I'm 'Soft' and Proud of It
Water in its liquid form can’t be described as hard, but it possesses undeniable strength when it’s unleashed. It has a quiet, formidable strength. It’s the same with people. Recently, I’ve been getting a lot of comments like “I’m too soft,” or my personality is “quite timid.” And what really catches me off guard is how these comments come from people who have no idea who I truly am or the things I’ve overcome.
Come to think of it, why do people associate softness with weakness? When a person speaks softly, it doesn’t mean that person is timid or weak. It means this person has a full understanding of how their words can impact the person on the receiving end. The tone of a person can completely change the meaning of his statement. The tone of a person can trigger someone who is struggling with anxiety. A tone of a person can start a misunderstanding.
Speaking softly can mean you are being considerate of the person you are talking to because you don’t know how the person may be feeling or how sensitive the person is. I speak softly because I am that person who gets triggered with aggressive, intimidating voices, and I don’t want others to feel that way when they are speaking to me.
Our voice and the way we speak are a part of our personality. You may speak a certain way to hide your insecurities or to appear more confident than how you truly feel. Or, you may speak a certain way to avoid making people feel the things you have when people don’t take any consideration of you. Or simply, we speak a certain way because that is how we really feel and speaking is our way to release our emotions and share them with others. I don’t see anything wrong with any of this, it is simply based on an individual.
What I think is wrong is asking the person to change the way they speak without knowing anything about them just to fit a standard you have in mind. You are asking to change a part of themselves for what? For your convenience? For your preference? And what about the person you are asking this from? Did you take the time to consider why the person speaks that way? Or if there is anything you can do to adjust? Did you stop for a minute to think that maybe your mindset needs to change?
Our times have shaped our thinking that to live, you need to be tough. That’s how you survive in this world. This is especially true in our culture. Any sign of softness and emotion is often seen as a sign of weakness. Children are not encouraged to express their feelings. This comes from good intentions since they hope children will grow up being able to face the world, all its injustice and judgment, all on their own.
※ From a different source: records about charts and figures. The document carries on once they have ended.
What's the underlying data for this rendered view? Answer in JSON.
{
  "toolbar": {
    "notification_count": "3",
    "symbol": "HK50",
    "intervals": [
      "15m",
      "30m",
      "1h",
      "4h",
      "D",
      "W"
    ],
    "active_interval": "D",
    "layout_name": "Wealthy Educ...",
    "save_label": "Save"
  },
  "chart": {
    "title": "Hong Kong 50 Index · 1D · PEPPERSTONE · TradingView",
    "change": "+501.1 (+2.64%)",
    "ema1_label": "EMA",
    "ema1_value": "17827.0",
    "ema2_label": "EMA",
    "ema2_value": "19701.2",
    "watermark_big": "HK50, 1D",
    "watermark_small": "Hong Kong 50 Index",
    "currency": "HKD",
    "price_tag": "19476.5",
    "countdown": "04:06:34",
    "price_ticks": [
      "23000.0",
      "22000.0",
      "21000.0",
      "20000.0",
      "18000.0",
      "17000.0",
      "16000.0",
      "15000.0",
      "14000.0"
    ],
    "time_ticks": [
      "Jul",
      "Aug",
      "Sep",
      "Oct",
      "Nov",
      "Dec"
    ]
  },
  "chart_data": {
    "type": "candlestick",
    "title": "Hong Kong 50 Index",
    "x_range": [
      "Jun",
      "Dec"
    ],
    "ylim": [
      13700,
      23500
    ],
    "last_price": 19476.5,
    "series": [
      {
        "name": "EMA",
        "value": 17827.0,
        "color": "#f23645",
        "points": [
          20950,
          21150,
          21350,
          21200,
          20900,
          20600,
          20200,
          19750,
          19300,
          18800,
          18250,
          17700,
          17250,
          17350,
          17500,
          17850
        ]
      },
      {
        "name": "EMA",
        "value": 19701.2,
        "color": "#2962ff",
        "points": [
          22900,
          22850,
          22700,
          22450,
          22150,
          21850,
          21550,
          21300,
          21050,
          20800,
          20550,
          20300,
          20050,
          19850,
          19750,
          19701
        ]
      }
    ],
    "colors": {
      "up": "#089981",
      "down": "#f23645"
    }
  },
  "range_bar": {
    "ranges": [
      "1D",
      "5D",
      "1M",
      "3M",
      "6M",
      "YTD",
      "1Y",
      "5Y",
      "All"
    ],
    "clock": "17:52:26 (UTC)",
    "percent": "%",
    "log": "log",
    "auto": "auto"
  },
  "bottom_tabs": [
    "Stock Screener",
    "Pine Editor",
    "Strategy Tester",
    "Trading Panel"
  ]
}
One thing I’ve learned is accepting your emotions and letting yourself be vulnerable is much harder than being tough.
Fully understanding how you feel and letting people see through that is not something they taught me as a child. But, this is vital for me to be able to connect with people. One of the keys to understanding someone is sharing how you feel, learning how they feel, sharing your point of view and trying to see from their point of view, too. This is not possible without being vulnerable. You need to open yourself up so you can accept them and they can accept you, too.
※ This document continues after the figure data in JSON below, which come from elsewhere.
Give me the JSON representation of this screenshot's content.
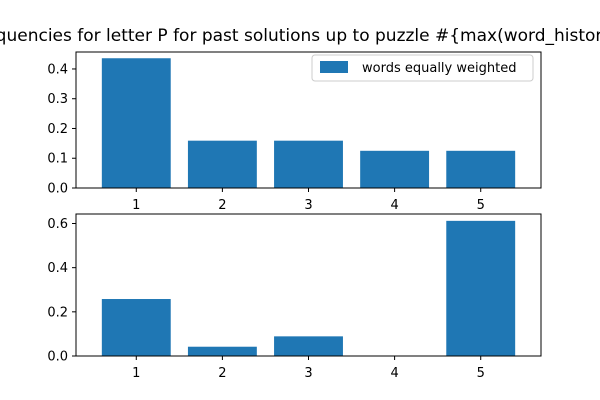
{
  "chart_data": [
    {
      "type": "bar",
      "title": "Frequencies for letter P for past solutions up to puzzle #{max(word_history)}",
      "categories": [
        "1",
        "2",
        "3",
        "4",
        "5"
      ],
      "series": [
        {
          "name": "words equally weighted",
          "values": [
            0.436,
            0.159,
            0.159,
            0.125,
            0.125
          ]
        }
      ],
      "yticks": [
        "0.0",
        "0.1",
        "0.2",
        "0.3",
        "0.4"
      ],
      "ylim": [
        0,
        0.457
      ],
      "legend": "top-right",
      "grid": false,
      "color": "#1f77b4"
    },
    {
      "type": "bar",
      "title": "",
      "categories": [
        "1",
        "2",
        "3",
        "4",
        "5"
      ],
      "series": [
        {
          "values": [
            0.258,
            0.042,
            0.089,
            0.0,
            0.612
          ]
        }
      ],
      "yticks": [
        "0.0",
        "0.2",
        "0.4",
        "0.6"
      ],
      "ylim": [
        0,
        0.643
      ],
      "grid": false,
      "color": "#1f77b4"
    }
  ]
}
This is soft as something positive. It means no matter how hard life was on you, it wasn’t enough to make you skeptical of the world. The inner child in you survived. How different would life be if we could be soft with one another? If we can be vulnerable without being judged? Maybe then we wouldn’t be surviving, but living. Maybe then we can be humans with feelings and there won’t be any shame in that.
Next time someone tells me that I’m too soft, I’m not going to apologize. All the challenges I have faced were enough for me to be like the water — soft, strong, powerful. I didn’t need to change into ice to go through those battles. I am soft and I will always be.